A team of scientists from the University of Illinois at Chicago have developed a software tool that can help researchers identify gene regulators more effectively. The system uses a machine learning algorithm to predict which transcription factors are most likely to be active in individual cells.
Transcription factors are proteins that bind to DNA and control which genes are turned on or off inside a cell. These proteins are relevant to biomedical researchers, because understanding and manipulating these signals in the cell can be an effective way to discover new treatments for certain diseases. However, there are hundreds of transcription factors inside human cells and it can take years of research, often by trial and error, to identify which ones are most active – which ones are expressed, or “on”. – in different types of cells and which could be exploited as drug targets.
One of the challenges in the field is that the same genes can be turned on in a group of cells but turned off in a different group of cells within the same organ. Being able to understand the activity of transcription factors in individual cells would allow researchers to study activity profiles in all major cell types of major organs such as the heart, brain or lungs.. “
Jalees Rehman, Professor in the Department of Medicine and Pharmacology and Regenerative Medicine, College of Medicine, University of Illinois at Chicago
Named BITFAM, for Bayesian Inference Transcription Factor Activity Model, the system developed by UIC works by combining new gene expression profile data collected from single-cell RNA sequencing with existing biological data on the target genes of the factors. transcription. With this information, the system runs numerous computer simulations to find the optimal fit and predict the activity of each transcription factor in the cell.

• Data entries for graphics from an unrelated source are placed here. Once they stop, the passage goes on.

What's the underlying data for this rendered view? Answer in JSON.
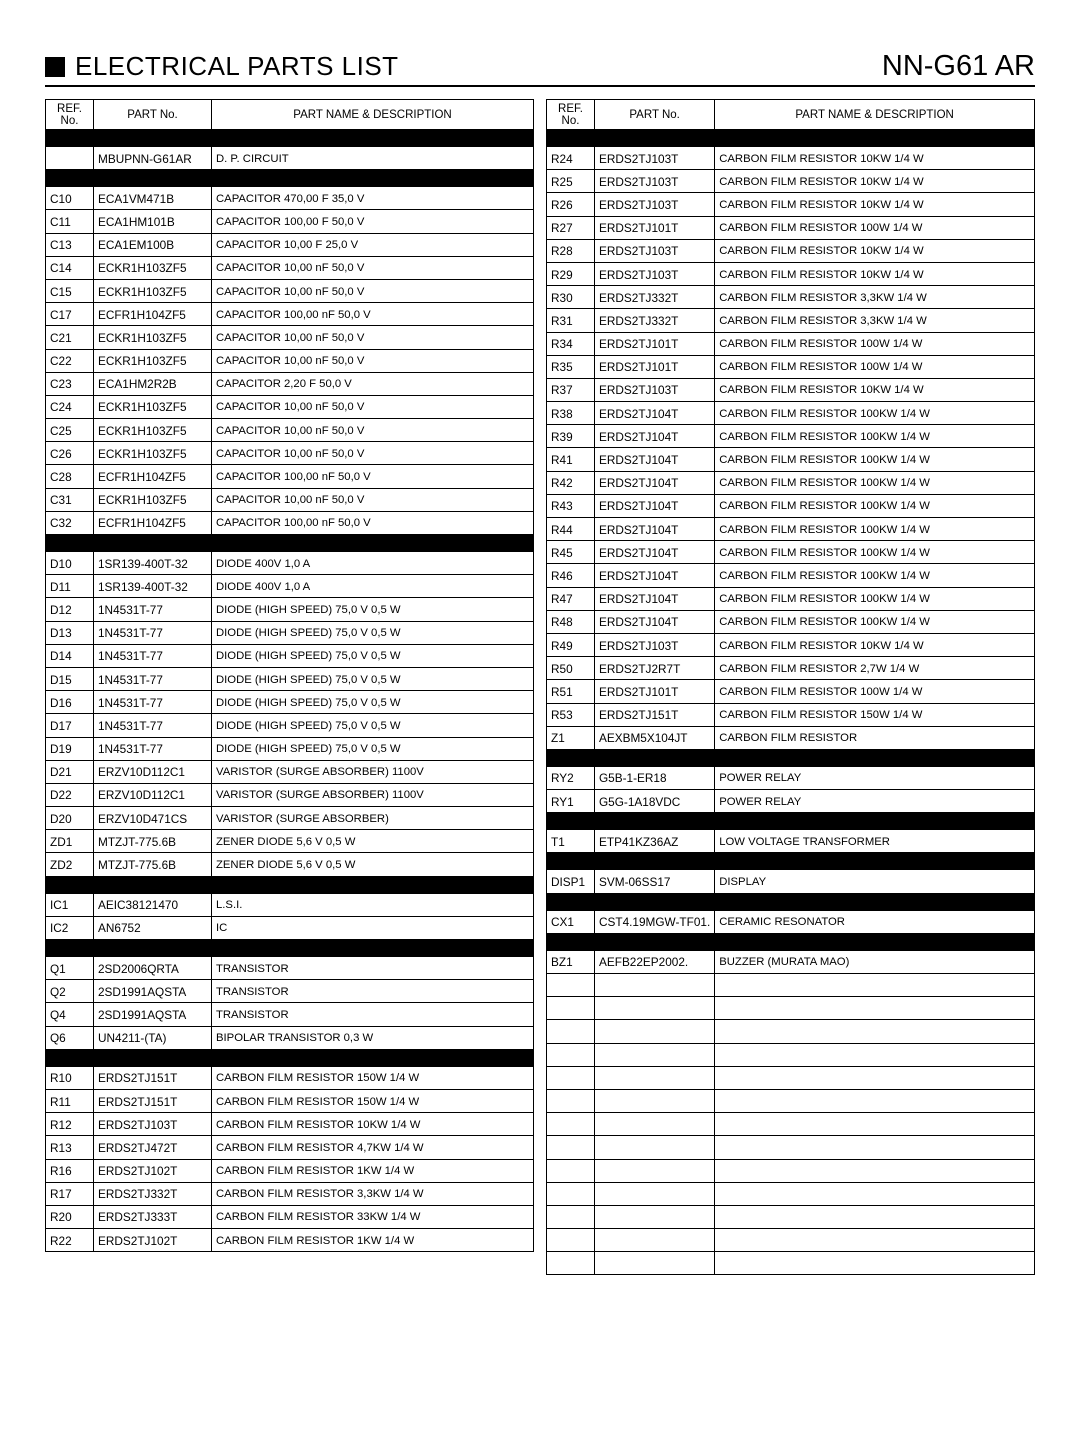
{
  "header": {
    "title": "ELECTRICAL PARTS LIST",
    "model": "NN-G61 AR"
  },
  "columns": {
    "ref": "REF. No.",
    "part": "PART No.",
    "desc": "PART NAME & DESCRIPTION"
  },
  "leftRows": [
    {
      "type": "black"
    },
    {
      "ref": "",
      "part": "MBUPNN-G61AR",
      "desc": "D. P. CIRCUIT"
    },
    {
      "type": "black"
    },
    {
      "ref": "C10",
      "part": "ECA1VM471B",
      "desc": "CAPACITOR 470,00  F 35,0 V"
    },
    {
      "ref": "C11",
      "part": "ECA1HM101B",
      "desc": "CAPACITOR 100,00  F 50,0 V"
    },
    {
      "ref": "C13",
      "part": "ECA1EM100B",
      "desc": "CAPACITOR 10,00  F 25,0 V"
    },
    {
      "ref": "C14",
      "part": "ECKR1H103ZF5",
      "desc": "CAPACITOR 10,00 nF 50,0 V"
    },
    {
      "ref": "C15",
      "part": "ECKR1H103ZF5",
      "desc": "CAPACITOR 10,00 nF 50,0 V"
    },
    {
      "ref": "C17",
      "part": "ECFR1H104ZF5",
      "desc": "CAPACITOR 100,00 nF 50,0 V"
    },
    {
      "ref": "C21",
      "part": "ECKR1H103ZF5",
      "desc": "CAPACITOR 10,00 nF 50,0 V"
    },
    {
      "ref": "C22",
      "part": "ECKR1H103ZF5",
      "desc": "CAPACITOR 10,00 nF 50,0 V"
    },
    {
      "ref": "C23",
      "part": "ECA1HM2R2B",
      "desc": "CAPACITOR 2,20  F 50,0 V"
    },
    {
      "ref": "C24",
      "part": "ECKR1H103ZF5",
      "desc": "CAPACITOR 10,00 nF 50,0 V"
    },
    {
      "ref": "C25",
      "part": "ECKR1H103ZF5",
      "desc": "CAPACITOR 10,00 nF 50,0 V"
    },
    {
      "ref": "C26",
      "part": "ECKR1H103ZF5",
      "desc": "CAPACITOR 10,00 nF 50,0 V"
    },
    {
      "ref": "C28",
      "part": "ECFR1H104ZF5",
      "desc": "CAPACITOR 100,00 nF 50,0 V"
    },
    {
      "ref": "C31",
      "part": "ECKR1H103ZF5",
      "desc": "CAPACITOR 10,00 nF 50,0 V"
    },
    {
      "ref": "C32",
      "part": "ECFR1H104ZF5",
      "desc": "CAPACITOR 100,00 nF 50,0 V"
    },
    {
      "type": "black"
    },
    {
      "ref": "D10",
      "part": "1SR139-400T-32",
      "desc": "DIODE 400V 1,0 A"
    },
    {
      "ref": "D11",
      "part": "1SR139-400T-32",
      "desc": "DIODE 400V 1,0 A"
    },
    {
      "ref": "D12",
      "part": "1N4531T-77",
      "desc": "DIODE (HIGH SPEED) 75,0 V 0,5 W"
    },
    {
      "ref": "D13",
      "part": "1N4531T-77",
      "desc": "DIODE (HIGH SPEED) 75,0 V 0,5 W"
    },
    {
      "ref": "D14",
      "part": "1N4531T-77",
      "desc": "DIODE (HIGH SPEED) 75,0 V 0,5 W"
    },
    {
      "ref": "D15",
      "part": "1N4531T-77",
      "desc": "DIODE (HIGH SPEED) 75,0 V 0,5 W"
    },
    {
      "ref": "D16",
      "part": "1N4531T-77",
      "desc": "DIODE (HIGH SPEED) 75,0 V 0,5 W"
    },
    {
      "ref": "D17",
      "part": "1N4531T-77",
      "desc": "DIODE (HIGH SPEED) 75,0 V 0,5 W"
    },
    {
      "ref": "D19",
      "part": "1N4531T-77",
      "desc": "DIODE (HIGH SPEED) 75,0 V 0,5 W"
    },
    {
      "ref": "D21",
      "part": "ERZV10D112C1",
      "desc": "VARISTOR (SURGE ABSORBER) 1100V"
    },
    {
      "ref": "D22",
      "part": "ERZV10D112C1",
      "desc": "VARISTOR (SURGE ABSORBER) 1100V"
    },
    {
      "ref": "D20",
      "part": "ERZV10D471CS",
      "desc": "VARISTOR (SURGE ABSORBER)"
    },
    {
      "ref": "ZD1",
      "part": "MTZJT-775.6B",
      "desc": "ZENER DIODE 5,6 V 0,5 W"
    },
    {
      "ref": "ZD2",
      "part": "MTZJT-775.6B",
      "desc": "ZENER DIODE 5,6 V 0,5 W"
    },
    {
      "type": "black"
    },
    {
      "ref": "IC1",
      "part": "AEIC38121470",
      "desc": "L.S.I."
    },
    {
      "ref": "IC2",
      "part": "AN6752",
      "desc": "IC"
    },
    {
      "type": "black"
    },
    {
      "ref": "Q1",
      "part": "2SD2006QRTA",
      "desc": "TRANSISTOR"
    },
    {
      "ref": "Q2",
      "part": "2SD1991AQSTA",
      "desc": "TRANSISTOR"
    },
    {
      "ref": "Q4",
      "part": "2SD1991AQSTA",
      "desc": "TRANSISTOR"
    },
    {
      "ref": "Q6",
      "part": "UN4211-(TA)",
      "desc": "BIPOLAR TRANSISTOR 0,3 W"
    },
    {
      "type": "black"
    },
    {
      "ref": "R10",
      "part": "ERDS2TJ151T",
      "desc": "CARBON FILM RESISTOR 150W 1/4 W"
    },
    {
      "ref": "R11",
      "part": "ERDS2TJ151T",
      "desc": "CARBON FILM RESISTOR 150W 1/4 W"
    },
    {
      "ref": "R12",
      "part": "ERDS2TJ103T",
      "desc": "CARBON FILM RESISTOR 10KW 1/4 W"
    },
    {
      "ref": "R13",
      "part": "ERDS2TJ472T",
      "desc": "CARBON FILM RESISTOR 4,7KW 1/4 W"
    },
    {
      "ref": "R16",
      "part": "ERDS2TJ102T",
      "desc": "CARBON FILM RESISTOR 1KW 1/4 W"
    },
    {
      "ref": "R17",
      "part": "ERDS2TJ332T",
      "desc": "CARBON FILM RESISTOR 3,3KW 1/4 W"
    },
    {
      "ref": "R20",
      "part": "ERDS2TJ333T",
      "desc": "CARBON FILM RESISTOR 33KW 1/4 W"
    },
    {
      "ref": "R22",
      "part": "ERDS2TJ102T",
      "desc": "CARBON FILM RESISTOR 1KW 1/4 W"
    }
  ],
  "rightRows": [
    {
      "type": "black"
    },
    {
      "ref": "R24",
      "part": "ERDS2TJ103T",
      "desc": "CARBON FILM RESISTOR 10KW 1/4 W"
    },
    {
      "ref": "R25",
      "part": "ERDS2TJ103T",
      "desc": "CARBON FILM RESISTOR 10KW 1/4 W"
    },
    {
      "ref": "R26",
      "part": "ERDS2TJ103T",
      "desc": "CARBON FILM RESISTOR 10KW 1/4 W"
    },
    {
      "ref": "R27",
      "part": "ERDS2TJ101T",
      "desc": "CARBON FILM RESISTOR 100W 1/4 W"
    },
    {
      "ref": "R28",
      "part": "ERDS2TJ103T",
      "desc": "CARBON FILM RESISTOR 10KW 1/4 W"
    },
    {
      "ref": "R29",
      "part": "ERDS2TJ103T",
      "desc": "CARBON FILM RESISTOR 10KW 1/4 W"
    },
    {
      "ref": "R30",
      "part": "ERDS2TJ332T",
      "desc": "CARBON FILM RESISTOR 3,3KW 1/4 W"
    },
    {
      "ref": "R31",
      "part": "ERDS2TJ332T",
      "desc": "CARBON FILM RESISTOR 3,3KW 1/4 W"
    },
    {
      "ref": "R34",
      "part": "ERDS2TJ101T",
      "desc": "CARBON FILM RESISTOR 100W 1/4 W"
    },
    {
      "ref": "R35",
      "part": "ERDS2TJ101T",
      "desc": "CARBON FILM RESISTOR 100W 1/4 W"
    },
    {
      "ref": "R37",
      "part": "ERDS2TJ103T",
      "desc": "CARBON FILM RESISTOR 10KW 1/4 W"
    },
    {
      "ref": "R38",
      "part": "ERDS2TJ104T",
      "desc": "CARBON FILM RESISTOR 100KW 1/4 W"
    },
    {
      "ref": "R39",
      "part": "ERDS2TJ104T",
      "desc": "CARBON FILM RESISTOR 100KW 1/4 W"
    },
    {
      "ref": "R41",
      "part": "ERDS2TJ104T",
      "desc": "CARBON FILM RESISTOR 100KW 1/4 W"
    },
    {
      "ref": "R42",
      "part": "ERDS2TJ104T",
      "desc": "CARBON FILM RESISTOR 100KW 1/4 W"
    },
    {
      "ref": "R43",
      "part": "ERDS2TJ104T",
      "desc": "CARBON FILM RESISTOR 100KW 1/4 W"
    },
    {
      "ref": "R44",
      "part": "ERDS2TJ104T",
      "desc": "CARBON FILM RESISTOR 100KW 1/4 W"
    },
    {
      "ref": "R45",
      "part": "ERDS2TJ104T",
      "desc": "CARBON FILM RESISTOR 100KW 1/4 W"
    },
    {
      "ref": "R46",
      "part": "ERDS2TJ104T",
      "desc": "CARBON FILM RESISTOR 100KW 1/4 W"
    },
    {
      "ref": "R47",
      "part": "ERDS2TJ104T",
      "desc": "CARBON FILM RESISTOR 100KW 1/4 W"
    },
    {
      "ref": "R48",
      "part": "ERDS2TJ104T",
      "desc": "CARBON FILM RESISTOR 100KW 1/4 W"
    },
    {
      "ref": "R49",
      "part": "ERDS2TJ103T",
      "desc": "CARBON FILM RESISTOR 10KW 1/4 W"
    },
    {
      "ref": "R50",
      "part": "ERDS2TJ2R7T",
      "desc": "CARBON FILM RESISTOR 2,7W 1/4 W"
    },
    {
      "ref": "R51",
      "part": "ERDS2TJ101T",
      "desc": "CARBON FILM RESISTOR 100W 1/4 W"
    },
    {
      "ref": "R53",
      "part": "ERDS2TJ151T",
      "desc": "CARBON FILM RESISTOR 150W 1/4 W"
    },
    {
      "ref": "Z1",
      "part": "AEXBM5X104JT",
      "desc": "CARBON FILM RESISTOR"
    },
    {
      "type": "black"
    },
    {
      "ref": "RY2",
      "part": "G5B-1-ER18",
      "desc": "POWER RELAY"
    },
    {
      "ref": "RY1",
      "part": "G5G-1A18VDC",
      "desc": "POWER RELAY"
    },
    {
      "type": "black"
    },
    {
      "ref": "T1",
      "part": "ETP41KZ36AZ",
      "desc": "LOW VOLTAGE TRANSFORMER"
    },
    {
      "type": "black"
    },
    {
      "ref": "DISP1",
      "part": "SVM-06SS17",
      "desc": "DISPLAY"
    },
    {
      "type": "black"
    },
    {
      "ref": "CX1",
      "part": "CST4.19MGW-TF01.",
      "desc": "CERAMIC RESONATOR"
    },
    {
      "type": "black"
    },
    {
      "ref": "BZ1",
      "part": "AEFB22EP2002.",
      "desc": "BUZZER (MURATA MAO)"
    },
    {
      "ref": "",
      "part": "",
      "desc": ""
    },
    {
      "ref": "",
      "part": "",
      "desc": ""
    },
    {
      "ref": "",
      "part": "",
      "desc": ""
    },
    {
      "ref": "",
      "part": "",
      "desc": ""
    },
    {
      "ref": "",
      "part": "",
      "desc": ""
    },
    {
      "ref": "",
      "part": "",
      "desc": ""
    },
    {
      "ref": "",
      "part": "",
      "desc": ""
    },
    {
      "ref": "",
      "part": "",
      "desc": ""
    },
    {
      "ref": "",
      "part": "",
      "desc": ""
    },
    {
      "ref": "",
      "part": "",
      "desc": ""
    },
    {
      "ref": "",
      "part": "",
      "desc": ""
    },
    {
      "ref": "",
      "part": "",
      "desc": ""
    },
    {
      "ref": "",
      "part": "",
      "desc": ""
    }
  ]
}
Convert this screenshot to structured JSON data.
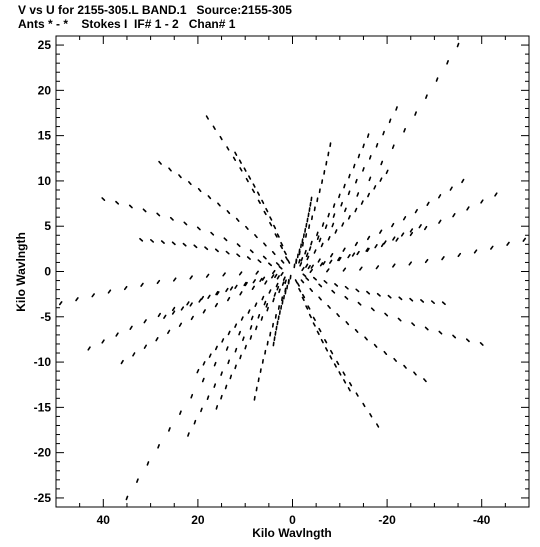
{
  "header": {
    "line1": "V vs U for 2155-305.L BAND.1   Source:2155-305",
    "line2": "Ants * - *    Stokes I  IF# 1 - 2   Chan# 1"
  },
  "chart_data": {
    "type": "scatter",
    "xlabel": "Kilo Wavlngth",
    "ylabel": "Kilo Wavlngth",
    "xlim": [
      50,
      -50
    ],
    "ylim": [
      -26,
      26
    ],
    "x_ticks": [
      40,
      20,
      0,
      -20,
      -40
    ],
    "y_ticks": [
      -25,
      -20,
      -15,
      -10,
      -5,
      0,
      5,
      10,
      15,
      20,
      25
    ],
    "grid": false,
    "series": [
      {
        "baselines": [
          {
            "dx": -35,
            "dy": 25
          },
          {
            "dx": -16,
            "dy": 15
          },
          {
            "dx": -49,
            "dy": 3.5
          },
          {
            "dx": -43,
            "dy": 8.5
          },
          {
            "dx": -20,
            "dy": 11
          },
          {
            "dx": -8,
            "dy": 14
          },
          {
            "dx": 18,
            "dy": 17
          },
          {
            "dx": 32,
            "dy": 3.5
          },
          {
            "dx": 40,
            "dy": 8
          },
          {
            "dx": -27,
            "dy": 5
          },
          {
            "dx": -36,
            "dy": 10
          },
          {
            "dx": 12,
            "dy": 13
          },
          {
            "dx": -22,
            "dy": 18
          },
          {
            "dx": 28,
            "dy": 12
          },
          {
            "dx": -4,
            "dy": 8
          }
        ],
        "steps": 14,
        "t_start": 0.08,
        "t_end": 1.0,
        "curve": 0.12
      }
    ]
  }
}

The UIC researchers, co-led by Rehman and Yang Dai, UIC associate professor in the department of bioengineering at the College of Medicine and the College of Engineering, tested the system in lung, heart and brain cells. Information on the model and the results of their tests are published today in the journal Genome Research.
“Our approach not only identifies significant activities of transcription factors, but also provides valuable information on the regulatory mechanisms of underlying transcription factors,” said Shang Gao, lead author of the study and doctoral student in the department of bioengineering. “For example, if 80% of the targets of a specific transcription factor are activated inside the cell, this tells us that its activity is high. By providing data like this for every transcription factor in the cell. cell, the model can give researchers a good idea which ones to look at first when exploring new drug targets to work on this type of cell. “
Researchers say the new system is publicly available and could be widely applied as users have the flexibility to combine it with additional analytical methods that may be best suited for their studies, such as finding new drug targets. .
“This new approach could be used to develop key biological hypotheses regarding regulatory transcription factors in cells related to a wide range of hypotheses and scientific subjects. It will allow us to better understand the biological functions of cells in many tissues” , said Dai. .
Rehman, whose research focuses on the mechanisms of inflammation in vascular systems, says a relevant application for his lab is to use the new system to focus on transcription factors that lead to disease in cell types. specific.
“For example, we would like to understand if there is transcription factor activity that distinguishes a healthy immune cellular response from an unhealthy response, as in conditions such as COVID-19, heart disease, or disease. Alzheimer’s where there is often an imbalance between healthy and unhealthy immune responses, âhe said.